Igualmente insuportável é a incompetência de proporções latifundiárias com que este arremedo de republiqueta de bananas vem sendo governado. É de uma clareza meridiana que alguns políticos de altíssimo coturno — cujos nomes eu prefiro não citar — estão preocupados em livrar seus próprios rabos sujos e os rabos sujos dos seus, além de fazer acordos espúrios com partidos igualmente espúrios — isso depois de repudiarem veementemente a política do toma lá dá cá —  para comprar (com nosso dinheiro), a exemplo do que fez o vampiro do Jaburu, a boa vontade de marafonas da Câmara para evitar que eventual denúncia tenha prosseguimento no STF, ou que um dos mais de 30 pedidos de impeachment sobre os quais Rodrigo Maia está sentado receba sinal verde para seguir para o Senado.  

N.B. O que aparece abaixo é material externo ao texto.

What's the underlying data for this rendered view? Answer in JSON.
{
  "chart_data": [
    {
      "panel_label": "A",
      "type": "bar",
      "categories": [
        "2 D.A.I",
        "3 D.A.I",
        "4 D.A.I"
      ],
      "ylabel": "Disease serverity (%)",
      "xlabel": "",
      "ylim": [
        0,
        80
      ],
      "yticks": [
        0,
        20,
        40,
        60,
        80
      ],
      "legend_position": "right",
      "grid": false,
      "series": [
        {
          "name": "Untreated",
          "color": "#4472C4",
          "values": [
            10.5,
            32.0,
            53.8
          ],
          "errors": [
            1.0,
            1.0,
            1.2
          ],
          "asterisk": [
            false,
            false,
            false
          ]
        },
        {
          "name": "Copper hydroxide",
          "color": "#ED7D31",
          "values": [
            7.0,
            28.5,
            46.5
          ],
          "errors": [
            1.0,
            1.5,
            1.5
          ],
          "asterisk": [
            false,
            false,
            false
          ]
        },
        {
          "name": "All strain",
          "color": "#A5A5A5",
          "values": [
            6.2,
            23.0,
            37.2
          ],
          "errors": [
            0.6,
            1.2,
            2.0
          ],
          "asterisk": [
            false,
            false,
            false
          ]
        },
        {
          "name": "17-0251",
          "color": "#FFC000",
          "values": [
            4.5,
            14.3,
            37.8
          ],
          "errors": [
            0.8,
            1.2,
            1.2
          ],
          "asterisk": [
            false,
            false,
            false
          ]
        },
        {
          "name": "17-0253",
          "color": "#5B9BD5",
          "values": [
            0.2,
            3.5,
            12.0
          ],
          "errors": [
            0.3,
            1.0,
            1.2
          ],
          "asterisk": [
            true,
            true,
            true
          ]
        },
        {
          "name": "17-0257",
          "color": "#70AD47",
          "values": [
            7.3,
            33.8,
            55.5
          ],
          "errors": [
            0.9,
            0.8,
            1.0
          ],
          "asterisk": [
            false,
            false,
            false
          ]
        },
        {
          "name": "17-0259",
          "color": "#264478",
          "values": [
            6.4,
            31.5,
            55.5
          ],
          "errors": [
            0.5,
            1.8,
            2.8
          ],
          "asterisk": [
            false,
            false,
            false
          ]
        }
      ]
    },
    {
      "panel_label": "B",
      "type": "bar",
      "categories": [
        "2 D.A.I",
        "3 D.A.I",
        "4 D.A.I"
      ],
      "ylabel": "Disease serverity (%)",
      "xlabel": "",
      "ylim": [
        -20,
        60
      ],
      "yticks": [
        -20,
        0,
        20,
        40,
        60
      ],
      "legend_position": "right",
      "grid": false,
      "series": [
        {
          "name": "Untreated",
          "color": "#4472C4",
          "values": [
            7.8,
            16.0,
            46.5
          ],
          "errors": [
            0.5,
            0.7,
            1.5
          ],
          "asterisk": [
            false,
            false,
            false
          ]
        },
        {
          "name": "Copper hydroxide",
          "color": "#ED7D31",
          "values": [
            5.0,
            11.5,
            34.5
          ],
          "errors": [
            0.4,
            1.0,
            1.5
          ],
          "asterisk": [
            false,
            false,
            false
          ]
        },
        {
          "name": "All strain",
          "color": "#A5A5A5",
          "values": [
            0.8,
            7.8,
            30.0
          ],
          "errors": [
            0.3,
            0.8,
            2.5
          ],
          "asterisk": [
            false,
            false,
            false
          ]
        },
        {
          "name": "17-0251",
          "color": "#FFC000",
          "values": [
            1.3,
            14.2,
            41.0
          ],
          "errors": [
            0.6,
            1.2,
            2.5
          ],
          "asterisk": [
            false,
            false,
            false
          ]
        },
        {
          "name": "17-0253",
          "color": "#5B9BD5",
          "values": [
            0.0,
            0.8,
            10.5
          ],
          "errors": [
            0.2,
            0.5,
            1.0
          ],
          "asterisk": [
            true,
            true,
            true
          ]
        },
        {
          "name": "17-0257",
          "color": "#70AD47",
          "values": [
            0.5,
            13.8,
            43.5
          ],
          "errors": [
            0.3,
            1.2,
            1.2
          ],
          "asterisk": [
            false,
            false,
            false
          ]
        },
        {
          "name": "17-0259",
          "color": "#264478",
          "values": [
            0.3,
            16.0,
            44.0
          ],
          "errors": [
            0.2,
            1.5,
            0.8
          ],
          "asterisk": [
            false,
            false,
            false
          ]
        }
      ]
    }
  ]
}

Não é o momento, diz o presidente da Câmara. E não é, mesmo! Só que alguém tem de combinar com os russos. Enquanto a gente joga pelas regras e evita balançar ainda mais o barco durante a tempestade, eles tomam isso por fraqueza e aproveitam para barbarizar. 

Mandetta foi apeado porque estava fazendo um bom trabalho — e sendo bem avaliado pela população. Moro foi forçado a se demitir devido ao tamanho do sapo cururu que teria de engolir, mais uma vez, para ficar no cargo. Mas o ex-ministro não caiu atirando, como alguns vêm dizendo. Até porque, ao contrário de seus (agora) desafetos, Moro tem classe, e se limitou a deixar no ar a pergunta de um milhão: por quê?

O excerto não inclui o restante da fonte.